Victoria’s Secret & Co.’s arrival on the public market is turning out to be a complicated affair.
The lingerie and beauty company revealed quarterly earnings Wednesday after the market closed — the first time reporting as a stand-alone firm — improving on top and bottom lines compared with 2020’s pandemic levels and proving that shoppers are once again interested in returning to physical locations. But investors worried that the numbers did not measure up to pre-pandemic levels. Shares of Victoria’s Secret & Co. plunged more than 10 percent in after-hours trading as a result.
Total revenues for the three-month period ending July 31 were $1.6 billion, up from $1.06 billion a year ago, but down from 2019’s pre-pandemic sales of $1.78 billion. Revenues across all channels — including the North American store fleet, e-commerce and international businesses — increased during the quarter. But comparable sales rose only in stores, up 16 percent, compared with a decline of 12 percent last year when many stores were closed due to lockdowns. Comparable sales in the direct channel fell 9 percent during the quarter, compared with an increase of 24 percent in 2020, as consumers increasingly opt for shopping in real life rather than online.
Still, the company logged $151 million in profits for the quarter, compared with losses of more than $199 million during the same period last year.
“Following the finalization of the spin-off from L Brands, our momentum continues, fueled by strong fundamentals: inspiring merchandise she loves, our new brand positioning and disciplined business operations,” Martin Waters, chief executive officer of Victoria’s Secret Lingerie, said in a statement. “With tighter inventory management and more emotionally appealing product, we are less promotional, resulting in significant margin increases.
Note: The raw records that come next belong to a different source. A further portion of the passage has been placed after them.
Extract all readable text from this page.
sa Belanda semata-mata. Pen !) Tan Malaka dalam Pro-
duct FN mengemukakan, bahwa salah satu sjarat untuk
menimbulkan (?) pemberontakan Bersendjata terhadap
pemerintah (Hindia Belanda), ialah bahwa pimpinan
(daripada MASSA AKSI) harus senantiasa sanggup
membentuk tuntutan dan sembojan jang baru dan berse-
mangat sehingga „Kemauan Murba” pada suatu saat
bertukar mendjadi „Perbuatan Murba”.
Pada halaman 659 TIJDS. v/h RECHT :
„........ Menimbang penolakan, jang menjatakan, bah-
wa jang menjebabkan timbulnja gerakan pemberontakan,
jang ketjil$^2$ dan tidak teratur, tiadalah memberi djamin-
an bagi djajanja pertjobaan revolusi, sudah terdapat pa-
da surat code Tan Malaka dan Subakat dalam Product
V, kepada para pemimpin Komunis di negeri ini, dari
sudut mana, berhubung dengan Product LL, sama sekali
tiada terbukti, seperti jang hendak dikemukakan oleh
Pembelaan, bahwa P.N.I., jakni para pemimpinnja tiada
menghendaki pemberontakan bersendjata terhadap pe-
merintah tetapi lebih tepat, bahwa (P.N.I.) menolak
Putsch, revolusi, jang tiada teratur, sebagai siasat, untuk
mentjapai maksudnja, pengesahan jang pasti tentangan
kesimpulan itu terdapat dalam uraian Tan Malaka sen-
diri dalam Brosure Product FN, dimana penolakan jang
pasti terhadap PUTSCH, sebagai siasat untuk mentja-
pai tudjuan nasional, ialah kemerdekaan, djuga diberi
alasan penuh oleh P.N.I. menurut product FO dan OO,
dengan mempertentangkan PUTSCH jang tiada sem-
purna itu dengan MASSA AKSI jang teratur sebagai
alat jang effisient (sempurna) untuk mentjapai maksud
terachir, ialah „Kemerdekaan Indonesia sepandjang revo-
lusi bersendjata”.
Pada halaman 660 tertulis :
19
As a result, operating income in the second quarter exceeded expectations, helping us deliver our most profitable spring season in five years. Our vital signs are strong and, with our exceptional leadership and associate teams, I continue to be confident in our long-term growth in all channels.”
Earlier this month the company — consisting of the Victoria’s Secret Lingerie, Victoria’s Secret Beauty and Pink divisions — separated from Bath & Body Works and what was formerly L Brands to become its own firm.
Initial reception on Wall Street was good, with shares closing up nearly 30 percent on the company’s Aug. 3 debut. And with 88.3 million shares of common stock outstanding, Victoria’s Secret’s market cap was worth about $5.2 billion — far above the $525 million price tag that private equity firm Sycamore Partners had planned to pay for the Lingerie, Beauty and Pink divisions in early 2020.
Since then, shares of Victoria’s Secret, which closed down 0.13 percent Wednesday at $71.73 apiece, have increased more than 35 percent.
Now, Victoria’s Secret anticipates current-quarter sales to rise in the mid- to high-single digits, while earnings-per-share will be in the range of $0.60 to $0.70. The company said it is not providing fourth-quarter guidance due to continued uncertainty in the environment.
“With respect to the fourth quarter, we have confidence in our assortments and strategies and still believe it is possible to drive sales at growth rates similar to our third-quarter forecast,” the company said. “We believe the supply chain headwinds may significantly impact merchandise flow and the promotional cadence of the business.”
While still the market share leader in U.S. women’s intimate apparel, Victoria’s Secret’s slice of the pie has fallen from 32 percent in 2015 to about 20 percent today, according to The NPD Group’s consumer tracking service.
Turnaround efforts include hiring a string of senior-level executives; updating the board with six out of seven board members and a new, female chairperson as L Brands founder Leslie H. Wexner departed; using plus-size and transgender models in marketing materials, as well as plus-size mannequins in stores; adding more comfortable styles to the assortment, such as athleisure; reintroducing swimwear into the mix, and canceling the high-profile fashion show. Victoria’s Secret is also in the process of updating its store fleet to reflect a changing image.
Victoria’s Secret & Co. ended the quarter with 933 company-owned stores, or 846 in the U.S., 25 in Canada and 62 in Greater China. The retailer expects to close between 30 and 40 company-owned stores in 2021. Victoria’s Secret also launched a flagship on e-commerce platform JD.com earlier this month.